L'eroe è sempre quello che resta, e il colpevole chi abbandona il campo.
Che cosa rende eroici? Muovere incontro al proprio supremo dolore e insieme alla propria suprema speranza.
Eroe è uno che sta di fronte a tanti. Nella guerra moderna questa posizione viene raggiunta, al più, dal pilota di un bombardiere, uno che sta addirittura al di sopra di tanti.
Tutti son buoni a far gli eroi con la pelle degli altri.
Conobbi un uomo che all'ora della sveglia balzava subito dal letto e faceva un bagno freddo. Ma questo eroismo non serviva a nulla perché, dopo il bagno, doveva saltare di nuovo dentro al letto per scaldarsi.
L'adorazione dell'eroe è più forte dove c'è meno riguardo per la libertà umana.
I veri eroi sono quelli che ogni giorno si alzano dal letto e affrontano la vita anche se gli hanno rubato i sogni e il futuro. Quelli che alzano la saracinesca di un bar o di un'officina, che vanno in un ufficio, in una fabbrica. Che non lottano per la gloria o per la fama, ma per la sopravvivenza.
Alle opere veramente preziose si perviene soltanto tramite la mediazione di questo sforzo antieconomico (lo sport), i cui sublimi risultati sono: la creazione scientifica e artistica, l'eroismo politico e morale, la santità religiosa.

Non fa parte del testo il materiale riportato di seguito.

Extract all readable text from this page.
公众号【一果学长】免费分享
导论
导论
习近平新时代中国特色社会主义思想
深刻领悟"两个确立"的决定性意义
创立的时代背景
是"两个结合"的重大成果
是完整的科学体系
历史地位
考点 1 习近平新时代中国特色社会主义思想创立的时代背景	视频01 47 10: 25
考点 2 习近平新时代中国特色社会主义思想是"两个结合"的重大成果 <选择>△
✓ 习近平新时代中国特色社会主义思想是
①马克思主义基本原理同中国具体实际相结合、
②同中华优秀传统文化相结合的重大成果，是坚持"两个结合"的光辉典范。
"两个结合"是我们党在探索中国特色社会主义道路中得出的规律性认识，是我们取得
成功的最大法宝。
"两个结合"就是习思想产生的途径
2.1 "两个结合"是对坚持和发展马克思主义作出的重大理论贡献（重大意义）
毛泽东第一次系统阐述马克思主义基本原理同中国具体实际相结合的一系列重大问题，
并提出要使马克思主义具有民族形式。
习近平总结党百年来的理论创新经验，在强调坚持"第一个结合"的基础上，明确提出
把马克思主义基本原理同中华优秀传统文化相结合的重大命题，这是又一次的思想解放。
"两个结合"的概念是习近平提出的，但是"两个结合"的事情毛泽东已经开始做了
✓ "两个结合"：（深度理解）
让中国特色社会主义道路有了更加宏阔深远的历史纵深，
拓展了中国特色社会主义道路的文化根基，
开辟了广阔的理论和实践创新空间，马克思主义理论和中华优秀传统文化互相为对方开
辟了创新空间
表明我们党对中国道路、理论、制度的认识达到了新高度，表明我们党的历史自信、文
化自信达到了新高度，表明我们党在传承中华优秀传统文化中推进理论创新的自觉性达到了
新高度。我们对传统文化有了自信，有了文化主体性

Ci si dimentica sempre che un eroe è un uomo, soltanto un uomo, e che resistere a una tirannia, subire sevizie, languire per anni in una cella senz'aria né luce è a volte più facile che battersi nell'equivoco e nelle lusinghe della normalità.
Se l'eroismo non contasse sacrificio sarebbe un affare di ordinaria amministrazione.
Gli eroi sono eroi perché il loro comportamento è eroico, non perché vincano o perdano.